Insole

You can tell an awful lot about a person by their shoes. 

I barely did much wrong, just a bit of lifting here and there but enough to put me in trouble. Grey never was my colour. And yet here I am, shivering on the bottom of a bunk bed with my toe poking out of a hole in my right sock. 


Photo by Carles Rabada on Unsplash
A pair of Jordans snore above me. A white base with red and black streaks across the tongue and midsole. No one knows what he did – no one’s brave enough to ask. But he’s been here that long you might call the great dent in his mattress ‘memory foam’. A couple of white Nikes follow him around, occasionally punching spider web cracks on a wall that looked at them the wrong way. They’re alright, really, once you get over the low glances. 
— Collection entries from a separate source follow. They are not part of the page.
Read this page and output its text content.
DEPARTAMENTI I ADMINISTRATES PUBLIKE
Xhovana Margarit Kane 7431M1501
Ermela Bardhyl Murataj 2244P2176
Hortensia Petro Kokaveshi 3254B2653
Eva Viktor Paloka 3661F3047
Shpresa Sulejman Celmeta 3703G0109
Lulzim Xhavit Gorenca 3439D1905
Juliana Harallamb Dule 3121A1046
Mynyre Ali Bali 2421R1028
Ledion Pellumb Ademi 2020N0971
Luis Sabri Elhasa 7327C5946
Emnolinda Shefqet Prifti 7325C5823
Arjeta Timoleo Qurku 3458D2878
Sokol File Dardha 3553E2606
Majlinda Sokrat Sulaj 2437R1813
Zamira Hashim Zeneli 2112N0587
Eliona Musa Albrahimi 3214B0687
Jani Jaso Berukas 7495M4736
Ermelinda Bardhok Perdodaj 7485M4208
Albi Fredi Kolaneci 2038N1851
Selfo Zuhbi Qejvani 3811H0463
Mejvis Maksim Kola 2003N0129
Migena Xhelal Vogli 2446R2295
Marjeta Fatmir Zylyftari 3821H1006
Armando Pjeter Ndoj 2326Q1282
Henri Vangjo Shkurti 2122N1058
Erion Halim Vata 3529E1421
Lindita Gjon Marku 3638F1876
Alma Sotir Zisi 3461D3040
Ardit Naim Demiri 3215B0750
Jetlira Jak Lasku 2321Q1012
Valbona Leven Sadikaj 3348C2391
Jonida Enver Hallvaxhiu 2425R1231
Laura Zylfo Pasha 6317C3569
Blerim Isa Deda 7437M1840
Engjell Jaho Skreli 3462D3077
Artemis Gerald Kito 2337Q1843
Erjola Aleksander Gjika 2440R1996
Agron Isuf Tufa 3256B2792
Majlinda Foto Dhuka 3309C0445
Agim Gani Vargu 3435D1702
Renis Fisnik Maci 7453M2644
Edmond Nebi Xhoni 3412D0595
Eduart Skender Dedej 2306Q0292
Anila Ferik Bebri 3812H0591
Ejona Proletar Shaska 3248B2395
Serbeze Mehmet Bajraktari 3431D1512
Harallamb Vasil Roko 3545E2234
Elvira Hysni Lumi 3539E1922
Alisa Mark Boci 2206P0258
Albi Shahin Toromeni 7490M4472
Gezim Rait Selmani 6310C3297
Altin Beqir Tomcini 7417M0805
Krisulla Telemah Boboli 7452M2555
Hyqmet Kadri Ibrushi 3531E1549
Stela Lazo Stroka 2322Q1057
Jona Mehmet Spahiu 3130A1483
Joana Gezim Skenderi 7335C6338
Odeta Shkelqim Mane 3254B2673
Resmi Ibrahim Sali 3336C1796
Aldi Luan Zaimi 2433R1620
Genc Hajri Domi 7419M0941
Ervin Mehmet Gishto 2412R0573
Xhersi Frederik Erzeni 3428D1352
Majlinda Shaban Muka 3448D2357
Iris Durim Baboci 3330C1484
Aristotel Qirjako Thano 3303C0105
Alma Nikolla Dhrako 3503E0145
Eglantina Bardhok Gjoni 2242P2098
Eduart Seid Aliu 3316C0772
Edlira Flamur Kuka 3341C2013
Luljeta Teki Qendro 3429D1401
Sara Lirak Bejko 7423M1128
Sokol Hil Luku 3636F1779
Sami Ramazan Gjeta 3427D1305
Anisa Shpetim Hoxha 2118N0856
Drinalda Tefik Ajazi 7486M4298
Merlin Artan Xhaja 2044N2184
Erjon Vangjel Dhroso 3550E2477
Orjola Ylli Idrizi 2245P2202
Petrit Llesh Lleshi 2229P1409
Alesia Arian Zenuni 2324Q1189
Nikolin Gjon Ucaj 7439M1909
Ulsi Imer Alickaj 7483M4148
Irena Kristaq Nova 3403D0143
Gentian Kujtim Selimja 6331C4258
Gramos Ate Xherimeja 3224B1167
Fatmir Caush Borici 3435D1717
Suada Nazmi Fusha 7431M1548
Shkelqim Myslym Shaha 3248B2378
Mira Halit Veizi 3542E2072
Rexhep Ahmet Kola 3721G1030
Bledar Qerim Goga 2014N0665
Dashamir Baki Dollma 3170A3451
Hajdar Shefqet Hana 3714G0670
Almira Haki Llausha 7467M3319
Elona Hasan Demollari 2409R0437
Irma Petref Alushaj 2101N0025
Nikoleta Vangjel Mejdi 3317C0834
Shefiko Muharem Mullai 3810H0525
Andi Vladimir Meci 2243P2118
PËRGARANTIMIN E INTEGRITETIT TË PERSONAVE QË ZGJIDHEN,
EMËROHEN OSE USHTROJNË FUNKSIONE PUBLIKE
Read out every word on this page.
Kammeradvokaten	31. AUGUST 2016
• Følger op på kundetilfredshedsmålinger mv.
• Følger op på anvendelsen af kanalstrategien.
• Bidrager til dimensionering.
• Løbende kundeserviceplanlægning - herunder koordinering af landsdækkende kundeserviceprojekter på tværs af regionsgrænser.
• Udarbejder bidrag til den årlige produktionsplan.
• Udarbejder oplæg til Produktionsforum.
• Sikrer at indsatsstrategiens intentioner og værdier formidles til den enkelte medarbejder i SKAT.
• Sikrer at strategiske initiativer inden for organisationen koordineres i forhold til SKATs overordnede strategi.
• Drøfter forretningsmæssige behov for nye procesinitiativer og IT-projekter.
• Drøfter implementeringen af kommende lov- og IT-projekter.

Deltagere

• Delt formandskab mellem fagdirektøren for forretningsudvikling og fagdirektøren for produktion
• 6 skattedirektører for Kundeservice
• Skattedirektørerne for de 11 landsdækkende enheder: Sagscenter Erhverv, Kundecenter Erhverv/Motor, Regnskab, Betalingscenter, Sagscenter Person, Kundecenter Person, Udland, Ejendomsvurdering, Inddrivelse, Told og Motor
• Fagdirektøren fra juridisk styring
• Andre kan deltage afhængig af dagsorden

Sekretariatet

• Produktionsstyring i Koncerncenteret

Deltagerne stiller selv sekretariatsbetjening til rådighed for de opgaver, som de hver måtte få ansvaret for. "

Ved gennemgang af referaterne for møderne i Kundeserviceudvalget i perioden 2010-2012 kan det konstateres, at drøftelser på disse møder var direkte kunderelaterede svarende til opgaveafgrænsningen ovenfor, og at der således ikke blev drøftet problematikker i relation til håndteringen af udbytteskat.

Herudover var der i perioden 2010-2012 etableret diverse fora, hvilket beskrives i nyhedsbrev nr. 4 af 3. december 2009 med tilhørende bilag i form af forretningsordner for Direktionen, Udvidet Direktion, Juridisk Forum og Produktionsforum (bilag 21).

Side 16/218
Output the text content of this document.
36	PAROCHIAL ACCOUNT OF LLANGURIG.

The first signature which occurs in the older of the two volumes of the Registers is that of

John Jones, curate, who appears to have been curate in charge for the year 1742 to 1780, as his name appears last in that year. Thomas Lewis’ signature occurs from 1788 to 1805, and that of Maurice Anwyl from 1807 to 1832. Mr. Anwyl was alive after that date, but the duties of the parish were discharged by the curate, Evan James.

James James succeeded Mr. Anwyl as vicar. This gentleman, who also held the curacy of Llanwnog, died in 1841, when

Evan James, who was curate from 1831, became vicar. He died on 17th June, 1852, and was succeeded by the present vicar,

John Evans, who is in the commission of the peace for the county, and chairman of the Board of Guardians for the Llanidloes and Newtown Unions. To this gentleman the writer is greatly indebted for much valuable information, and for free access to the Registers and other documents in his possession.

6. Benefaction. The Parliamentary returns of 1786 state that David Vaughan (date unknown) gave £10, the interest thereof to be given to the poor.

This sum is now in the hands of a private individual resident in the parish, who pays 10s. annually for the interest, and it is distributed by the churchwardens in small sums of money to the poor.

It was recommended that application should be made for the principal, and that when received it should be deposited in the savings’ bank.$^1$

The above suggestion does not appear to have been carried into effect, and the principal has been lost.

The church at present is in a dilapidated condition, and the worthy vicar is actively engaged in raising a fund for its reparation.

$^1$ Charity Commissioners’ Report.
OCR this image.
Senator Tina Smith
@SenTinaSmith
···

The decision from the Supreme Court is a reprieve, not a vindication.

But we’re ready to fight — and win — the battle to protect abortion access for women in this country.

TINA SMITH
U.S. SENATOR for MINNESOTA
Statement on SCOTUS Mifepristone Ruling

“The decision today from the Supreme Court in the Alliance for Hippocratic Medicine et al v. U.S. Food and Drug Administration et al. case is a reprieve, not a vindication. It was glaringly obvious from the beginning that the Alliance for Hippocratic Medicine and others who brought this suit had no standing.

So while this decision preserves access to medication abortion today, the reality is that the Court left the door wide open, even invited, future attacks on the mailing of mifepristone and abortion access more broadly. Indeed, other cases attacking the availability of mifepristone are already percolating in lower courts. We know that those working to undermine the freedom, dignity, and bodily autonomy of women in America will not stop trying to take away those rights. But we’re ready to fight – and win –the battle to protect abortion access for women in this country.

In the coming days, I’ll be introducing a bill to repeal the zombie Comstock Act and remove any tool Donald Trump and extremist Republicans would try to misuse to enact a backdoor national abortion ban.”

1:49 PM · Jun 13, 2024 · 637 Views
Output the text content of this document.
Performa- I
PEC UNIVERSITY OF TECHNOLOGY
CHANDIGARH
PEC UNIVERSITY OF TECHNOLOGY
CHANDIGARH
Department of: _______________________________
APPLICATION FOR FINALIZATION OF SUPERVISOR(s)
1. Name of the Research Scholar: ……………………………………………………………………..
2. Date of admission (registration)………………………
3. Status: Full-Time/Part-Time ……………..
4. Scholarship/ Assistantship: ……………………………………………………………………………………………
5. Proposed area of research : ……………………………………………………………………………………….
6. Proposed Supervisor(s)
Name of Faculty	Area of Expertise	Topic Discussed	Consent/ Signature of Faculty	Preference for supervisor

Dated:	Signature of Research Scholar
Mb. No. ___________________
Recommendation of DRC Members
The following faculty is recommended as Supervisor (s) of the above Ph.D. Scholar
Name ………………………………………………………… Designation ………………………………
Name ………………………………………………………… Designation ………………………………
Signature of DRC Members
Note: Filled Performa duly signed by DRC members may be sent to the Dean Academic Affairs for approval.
Six doors down, a pair of muddied, navy trainers with no name. He doesn’t say much, just mumbles to his game of solitaire and whispers when he needs a hit of china white.

Fila is in next doors cell, plain white except for a small logo stitched on at the heel. Always shined to perfection and meticulously placed just so, poking out from underneath the bed. Size 10½. He doesn’t even leave the room any more when visiting day rears its head, saves the trouble of looking like a fool when no one turns up. He swears he doesn’t care. Instead, another polish with a paper towel and a throw to the belly if you so much as tread on his laces. Always avoiding fresh cut grass like it’s wet lead paint, and he’ll be damned if he’s going out in the rain. 
A new pair of oxfords saunters in, passing by me on his way to the greenie’s new humble abode. He’ll have just got off the block and won’t have had a clothes package just yet. Reckon it’ll be a long night of heckles and hoots in his direction. You’ve got to laugh at the sight though, really: posh black shoes with the itchy grey tracksuit. 
I swing my legs off the edge of the bed into a sitting position as I watch him pass and jerk my head in an upward nod. Better get someone in this place on side, and he doesn’t have a clue yet, so it’s probably a safe enough bet.
My own shoes stare at me from across the room, heavily abused.

A thick layer of wet mud still clings to the canvas, exaggerating the newly formed holes and scuffs and plastering down the tattered laces. They even got the glue off the sole, and now the two pieces just peel apart when I try to slip my foot in. The only bit of my own clothing that I get to wear anymore and look at what they’ve done to them. No better than the sight of Friday night’s sloppy excuse for a sausage casserole.
I didn’t plan what I did. I didn’t mean what I said. Well, I suppose I did, but I don’t anymore. It just gets in your head, and there’s no way you can be the person you were outside of the gates. You say the wrong thing to the wrong person in this place and as quick as that the smell of revenge batters the air.

Then they hit you where it hurts most. 

___



*This short story is inspired by real experiences whereby convicts are only allowed to wear their own shoes (usually trainers) with their given prison clothing. As a result these shoes become of exceptional worth to the individual (particularly when there is a lack of family or friends on the outside) and a prison hierarchy is often then established.